Au total, 2458 patients dans le groupe SRAA (équilibré entre ARA2 et IEC) et 2345 dans le groupe ICa ont été analysés (sur 21065 patients stades IV-V suivis en néphrologie). La médiane de DFG était à 20 mL/min (15-21). Les patients chez qui un bloqueur du SRAA était débuté avaient moins de risque que ceux sous inhibiteurs calciques de débuter un traitement de suppléance (Hazard Ratio ajusté 0.79, 0.69-0.89). Les risques de mortalité (HR 0.97, 0.88-1.07) et d’évènement cardiovasculaire (1.00, 0.88-1.15) étaient équivalents entre les deux groupes. Sous bloqueur du SRAA, 0.7 % des patients avaient été hospitalisé pour hyperkaliémie et 3.4 % pour IRA, contre 0.8 % et 3.1 % respectivement pour les patients sous inhibiteur calcique.
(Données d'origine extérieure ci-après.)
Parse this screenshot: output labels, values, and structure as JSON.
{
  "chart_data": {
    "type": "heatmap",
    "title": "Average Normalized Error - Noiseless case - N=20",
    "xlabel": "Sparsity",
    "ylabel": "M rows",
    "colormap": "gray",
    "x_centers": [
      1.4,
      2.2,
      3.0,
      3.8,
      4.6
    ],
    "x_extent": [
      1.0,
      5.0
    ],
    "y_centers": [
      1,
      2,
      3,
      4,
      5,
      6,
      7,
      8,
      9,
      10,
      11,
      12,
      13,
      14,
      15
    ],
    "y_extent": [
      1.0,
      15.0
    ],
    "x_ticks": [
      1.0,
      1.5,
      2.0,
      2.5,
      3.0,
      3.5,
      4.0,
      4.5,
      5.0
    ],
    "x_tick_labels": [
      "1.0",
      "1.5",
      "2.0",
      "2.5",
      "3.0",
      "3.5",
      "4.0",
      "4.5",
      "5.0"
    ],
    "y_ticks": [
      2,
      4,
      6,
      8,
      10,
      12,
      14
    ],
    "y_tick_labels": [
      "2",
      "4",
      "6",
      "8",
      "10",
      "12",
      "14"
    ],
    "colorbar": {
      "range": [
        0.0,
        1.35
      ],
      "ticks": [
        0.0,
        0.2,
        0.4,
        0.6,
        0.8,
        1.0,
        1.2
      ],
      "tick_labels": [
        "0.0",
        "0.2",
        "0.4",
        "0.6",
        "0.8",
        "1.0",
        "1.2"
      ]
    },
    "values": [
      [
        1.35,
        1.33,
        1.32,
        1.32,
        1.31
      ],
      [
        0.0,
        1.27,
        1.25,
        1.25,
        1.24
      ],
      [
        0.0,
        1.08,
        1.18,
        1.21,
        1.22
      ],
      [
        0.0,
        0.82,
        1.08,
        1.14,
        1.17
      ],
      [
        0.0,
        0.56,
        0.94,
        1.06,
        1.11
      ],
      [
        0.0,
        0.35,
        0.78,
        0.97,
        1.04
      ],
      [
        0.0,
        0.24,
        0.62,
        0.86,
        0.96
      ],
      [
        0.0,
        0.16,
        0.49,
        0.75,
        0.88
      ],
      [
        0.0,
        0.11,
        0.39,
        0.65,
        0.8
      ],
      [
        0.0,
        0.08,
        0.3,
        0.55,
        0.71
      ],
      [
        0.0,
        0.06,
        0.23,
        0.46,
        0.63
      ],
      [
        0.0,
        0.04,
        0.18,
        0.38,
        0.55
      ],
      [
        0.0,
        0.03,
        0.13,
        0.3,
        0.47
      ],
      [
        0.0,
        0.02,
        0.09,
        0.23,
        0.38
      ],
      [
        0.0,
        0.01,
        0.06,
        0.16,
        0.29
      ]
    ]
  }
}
Dans les analyses en sous-groupes, le bénéfice d’un bloqueur du SRAA sur l’initiation du traitement de suppléance persistait uniquement chez les patients jeunes (<70 ans).

Conclusion

Cette étude montre un réel bénéfice de l’utilisation à un stade avancé d’IRC d’un IEC ou d’un ARA2, comparativement à un inhibiteur calcique, sur le délai avant initiation du traitement de suppléance rénale, en particulier chez les patients les plus jeunes.

Les plus du papier

  • Étude originale et à grande échelle (nationale), avec suivi au long cours (suivi médian 4.1 ans).
  • Étude répondant à une question pratique que le néphrologue se pose au quotidien, et rassurante sur la tolérance même à un stade avancé des bloqueurs du SRAA

Les critiques

  • Étude observationnelle de registre, avec donc un caractère rétrospectif mais les différents registres utilisés par les auteurs permettent de s’approcher de l’exhaustivité en population générale.
  • Biais lié à l’indication de l’une ou l’autre des classes thérapeutiques : peu de données fournies.
  • Quelles sont les habitudes de prescription en Suède ? Les auteurs rapportent notamment que (avant ajustement) les patients chez qui un bloqueur du SRAA était prescrit avaient de façon surprenante un débit de protéinurie plus faible, et de façon plus attendue un DFG plus élevé.
  • Peu de données sur les arrêts / switch de traitement (analyse en intention de traiter).